何度もこの曲を演奏しているが、蜜柑の曲の中では、歌いやすい曲の方だと思う。
そもそも蜜柑の曲のほとんどが、本人以外は歌いにくい曲ばかりなのだ。
そうして歌い始めた二人の声は、低音を舞がフォローをして一緒に歌い、高音では、しっかりコーラスを入れている。
この二人で、ユニットを組ませたくなるが、二人の嗜好が全く違うし、得意な曲調も違うので残念に思ってしまう。

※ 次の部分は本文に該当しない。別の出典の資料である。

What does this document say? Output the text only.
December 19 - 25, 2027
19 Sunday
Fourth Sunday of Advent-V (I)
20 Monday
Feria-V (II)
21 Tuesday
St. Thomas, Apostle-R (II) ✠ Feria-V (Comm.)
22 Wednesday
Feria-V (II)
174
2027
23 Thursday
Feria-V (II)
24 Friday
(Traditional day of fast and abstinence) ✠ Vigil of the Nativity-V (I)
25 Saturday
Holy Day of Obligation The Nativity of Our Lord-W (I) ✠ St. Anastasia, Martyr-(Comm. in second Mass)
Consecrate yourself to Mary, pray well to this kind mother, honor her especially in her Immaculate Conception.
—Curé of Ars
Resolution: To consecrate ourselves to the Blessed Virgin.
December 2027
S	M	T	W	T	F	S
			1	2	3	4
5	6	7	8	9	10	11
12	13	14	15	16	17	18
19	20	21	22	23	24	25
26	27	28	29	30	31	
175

それぞれの得意分野で、しっかり売り出さないといけないよな。
そうして、見事に歌い切った。
「これで原石なんですか!?」
「このレベルの人材をオーディションで探したいんですよね」
「すごい重圧を掛けられた気分です。こんな中学生を育てている人に、素人オーディションで逸材を見つけてもらうんですか……」
「オーディションの告知、頑張ってください」
それからも、水城の『モメント』や花崎の『ジョーカー』を俺も一緒に歌って行き、高橋さんは、顔色を悪くして帰って行った。
センヤンか。
まだ先の話だが、どんな企画やオーディションがあったのかを思い出しておこう。